The South African Police Service has welcomed the Portfolio Committee’s recommendation that its forensic laboratories be audited and investigated. This comes after it was revealed that the police forensic unit has a DNA backlog of at least 140 000 cases.
Currently, the country has only three operational forensic science laboratories – in Gauteng, the Western Cape and the Eastern Cape – leaving other provinces with no option but to rely on them.
And South Africans are desperate for justice.
Justice delayed
It has been a year since Zibi Visagie’s 17-year-old daughter was killed. Since then, the family has been in and out of the Cullinan Magistrate’s Court trying to get justice. The still-grieving mother says the outstanding DNA test results are delaying their quest for closure.
“This does not sit well with me. These people are failing us. It is not nice to go to court only for the case to keep getting postponed. I do not even know who to blame. Maybe the forensics do not take us seriously and do not feel our pain.”
Visagie fears that the delayed results could lead to her daughter’s alleged killers walking free.
“Does it mean that my daughter’s killers will roam the streets because DNA results are being delayed? What will happen now if I take the law into my own hands? I cannot be happy if my child’s killer stays a year in prison and is released because the DNA test results are delayed. My daughter was killed like a dog.”
‘Injustice’
The Commission for Gender Equality believes the DNA backlog is an injustice to victims of violence. Spokesperson Javu Baloyi says police need to do right by them.
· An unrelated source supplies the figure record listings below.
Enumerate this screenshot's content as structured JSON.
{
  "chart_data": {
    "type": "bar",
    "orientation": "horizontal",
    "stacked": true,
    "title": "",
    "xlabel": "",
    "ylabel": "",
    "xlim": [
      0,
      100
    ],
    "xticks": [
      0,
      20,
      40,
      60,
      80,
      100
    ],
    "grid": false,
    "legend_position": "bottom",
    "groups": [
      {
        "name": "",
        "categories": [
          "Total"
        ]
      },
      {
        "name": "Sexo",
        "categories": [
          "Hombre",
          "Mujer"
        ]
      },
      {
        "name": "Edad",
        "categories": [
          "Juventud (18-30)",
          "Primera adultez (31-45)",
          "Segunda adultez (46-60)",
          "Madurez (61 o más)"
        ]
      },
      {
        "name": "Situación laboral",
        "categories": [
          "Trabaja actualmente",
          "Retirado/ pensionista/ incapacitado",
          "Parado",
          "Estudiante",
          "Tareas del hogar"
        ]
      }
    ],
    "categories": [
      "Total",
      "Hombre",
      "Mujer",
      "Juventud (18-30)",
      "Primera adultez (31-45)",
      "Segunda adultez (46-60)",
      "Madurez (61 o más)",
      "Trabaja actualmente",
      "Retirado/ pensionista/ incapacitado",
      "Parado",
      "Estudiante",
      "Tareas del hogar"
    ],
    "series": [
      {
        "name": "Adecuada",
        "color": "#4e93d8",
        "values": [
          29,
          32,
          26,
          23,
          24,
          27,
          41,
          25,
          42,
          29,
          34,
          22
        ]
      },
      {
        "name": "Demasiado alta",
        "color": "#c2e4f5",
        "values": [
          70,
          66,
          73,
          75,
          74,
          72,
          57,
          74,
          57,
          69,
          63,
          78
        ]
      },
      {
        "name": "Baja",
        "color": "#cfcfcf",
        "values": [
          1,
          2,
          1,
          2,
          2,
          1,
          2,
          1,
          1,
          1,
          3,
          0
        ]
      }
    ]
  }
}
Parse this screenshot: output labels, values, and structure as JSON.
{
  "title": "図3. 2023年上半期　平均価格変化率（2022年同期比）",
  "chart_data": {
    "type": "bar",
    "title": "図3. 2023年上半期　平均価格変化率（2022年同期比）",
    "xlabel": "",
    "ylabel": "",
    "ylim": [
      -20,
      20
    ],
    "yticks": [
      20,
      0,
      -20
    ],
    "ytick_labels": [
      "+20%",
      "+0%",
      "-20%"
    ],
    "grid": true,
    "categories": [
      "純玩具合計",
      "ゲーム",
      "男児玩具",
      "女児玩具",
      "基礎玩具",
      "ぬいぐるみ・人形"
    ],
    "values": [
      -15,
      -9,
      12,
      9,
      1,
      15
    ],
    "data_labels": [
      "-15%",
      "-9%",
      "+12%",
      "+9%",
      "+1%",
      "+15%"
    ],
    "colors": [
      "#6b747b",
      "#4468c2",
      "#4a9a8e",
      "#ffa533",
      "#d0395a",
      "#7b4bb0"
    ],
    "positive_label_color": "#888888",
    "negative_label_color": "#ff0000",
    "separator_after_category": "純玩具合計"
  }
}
“If we want to end the scourge of GBV and femicide in our country, sexual harassment and all its related atrocities, the SAPS must come on board and do what they are supposed to do and ensure that the backlog, with accuracy and efficiency in the results, is addressed.”
The Chairperson of Parliament’s Portfolio Committee on Police, Ian Cameron, is calling for accountability.
“I think it is important that investigations be done regarding potential corruption. The reason I say this is that it doesn’t add up that we keep moving back to this type of crisis. We have now written to the ag to ask for an investigation, they have confirmed receipt, and I think we will meet with them soon, regarding such an audit being done in forensic services.”
Police insist that the DNA backlog is not affecting court cases. However, Head of Forensic Science Lab, Tshilidzi Mulaudzi, says there are already plans to remedy the crisis.
“From the 144 cases, 107 that are not court-bound but we need to load them for intelligence purposes, those cases are for 2024, we don’t have anything that is way beyond 2024. It is just that in this financial year we received 107 000 more than in any other financial year and our system couldn’t cope, but we are already having interventions where we are working different shifts so that we can see how far we can go.”
With the flood-damaged KwaZulu-Natal forensic laboratory still not functioning since 2016 – Gauteng will continue to bear the burden, leading to fears that backlogs will continue to be a reality.